After the resumption of production at the Maddhapara hard rock mine following suspension of operations for more than four months, the company’s Managing Director said on Saturday that like the previous year the mine will make profit in the current fiscal year. Authorities resumed operations at the Maddhapara Granite Mining Company Limited on Thursday with the imported explosives brought from neighboring India through Beanpole land port, said Abu Daud Mohammad Fariduzzaman, Managing Director of the company. The production of rock from Maddhapara remained suspended due to the crisis of the explosives. “We are happy that the production is going on. If things are on track, this year the company will make profit like the previous year despite four months of suspension of operations,” he said. Last year, the company, a subsidiary of the state-owned Petrobangla, made Tk35 crore in profit.
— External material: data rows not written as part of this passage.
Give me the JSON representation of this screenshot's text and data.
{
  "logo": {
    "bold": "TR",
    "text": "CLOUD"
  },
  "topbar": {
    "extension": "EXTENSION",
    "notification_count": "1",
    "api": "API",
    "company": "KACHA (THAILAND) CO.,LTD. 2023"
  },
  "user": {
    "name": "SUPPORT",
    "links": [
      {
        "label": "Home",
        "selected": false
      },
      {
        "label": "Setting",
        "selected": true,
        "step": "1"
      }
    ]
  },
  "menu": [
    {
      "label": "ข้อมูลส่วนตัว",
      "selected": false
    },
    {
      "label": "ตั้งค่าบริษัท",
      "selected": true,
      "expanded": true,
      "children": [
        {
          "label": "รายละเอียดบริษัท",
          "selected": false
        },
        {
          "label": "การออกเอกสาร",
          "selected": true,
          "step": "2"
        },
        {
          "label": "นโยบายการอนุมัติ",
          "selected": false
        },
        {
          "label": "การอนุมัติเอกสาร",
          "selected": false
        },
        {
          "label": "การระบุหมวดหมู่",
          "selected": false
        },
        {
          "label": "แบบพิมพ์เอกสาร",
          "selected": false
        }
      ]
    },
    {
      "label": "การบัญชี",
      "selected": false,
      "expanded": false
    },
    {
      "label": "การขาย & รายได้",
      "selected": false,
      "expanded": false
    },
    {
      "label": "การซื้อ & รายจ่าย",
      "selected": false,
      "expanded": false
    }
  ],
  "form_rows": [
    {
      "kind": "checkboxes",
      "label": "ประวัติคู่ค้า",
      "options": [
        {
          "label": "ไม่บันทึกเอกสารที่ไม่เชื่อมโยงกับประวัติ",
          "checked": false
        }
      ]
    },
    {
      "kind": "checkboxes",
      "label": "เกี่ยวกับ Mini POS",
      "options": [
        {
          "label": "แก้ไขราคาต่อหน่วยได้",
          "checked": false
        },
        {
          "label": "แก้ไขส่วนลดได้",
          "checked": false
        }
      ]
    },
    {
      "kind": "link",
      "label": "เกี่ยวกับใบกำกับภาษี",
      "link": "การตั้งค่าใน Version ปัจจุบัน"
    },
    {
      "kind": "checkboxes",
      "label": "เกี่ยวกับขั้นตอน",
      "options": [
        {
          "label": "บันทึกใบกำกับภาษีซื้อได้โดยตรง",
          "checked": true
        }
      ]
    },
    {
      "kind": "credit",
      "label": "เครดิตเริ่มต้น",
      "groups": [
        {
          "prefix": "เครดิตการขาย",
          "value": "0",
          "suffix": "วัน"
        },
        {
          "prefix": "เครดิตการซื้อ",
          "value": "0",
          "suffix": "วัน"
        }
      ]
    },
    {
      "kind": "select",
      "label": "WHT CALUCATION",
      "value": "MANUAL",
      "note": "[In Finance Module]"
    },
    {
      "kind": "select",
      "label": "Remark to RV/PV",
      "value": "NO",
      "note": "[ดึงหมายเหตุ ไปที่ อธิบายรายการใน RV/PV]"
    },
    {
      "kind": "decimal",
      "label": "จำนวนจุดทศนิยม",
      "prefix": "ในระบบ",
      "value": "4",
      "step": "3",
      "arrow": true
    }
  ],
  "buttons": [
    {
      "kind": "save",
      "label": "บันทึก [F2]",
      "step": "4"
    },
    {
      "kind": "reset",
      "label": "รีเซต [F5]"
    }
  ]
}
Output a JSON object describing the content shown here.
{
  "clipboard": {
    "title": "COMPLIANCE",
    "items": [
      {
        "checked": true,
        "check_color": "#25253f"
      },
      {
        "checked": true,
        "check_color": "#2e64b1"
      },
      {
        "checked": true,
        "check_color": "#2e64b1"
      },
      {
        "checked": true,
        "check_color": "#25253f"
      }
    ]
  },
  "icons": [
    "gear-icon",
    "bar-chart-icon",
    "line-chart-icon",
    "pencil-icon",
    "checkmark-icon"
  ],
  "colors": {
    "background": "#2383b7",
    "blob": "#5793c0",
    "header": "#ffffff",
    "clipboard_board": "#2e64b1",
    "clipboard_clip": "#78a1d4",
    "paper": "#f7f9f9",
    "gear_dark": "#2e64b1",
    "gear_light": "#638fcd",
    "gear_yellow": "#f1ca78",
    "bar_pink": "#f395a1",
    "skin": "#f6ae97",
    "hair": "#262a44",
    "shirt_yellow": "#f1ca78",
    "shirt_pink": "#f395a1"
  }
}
Petrobangla chairman Nazmul Ahsan, who attended a function through a virtual platform to resume the operation, said on Thursday that they hoped to produce 5000 tons of rock daily, on an average, against a maximum capacity of 5500 tons. Read: After 11 years of losses, Maddhapara mining company turns profitable The Maddhapara mine has been experiencing an explosive crisis, especially, due to the shortage of ammonium nitrate following the start of the Russia-Ukraine war. Normally, the mine authorities import ammonium nitrate from Belarus to use it in the mine to create a big slice of hard rock through underground explosion. Officials say about 100 tons of ammonium nitrate reached the mine on Wednesday morning from India while another consignment of 150 tons of the explosives was on the way to the country through Chattogram Seaport port. At present, Belarusian contractor Germania Trest Consortium (GTC), a state-owned Belarusian company, has remained engaged in the mine for its operation.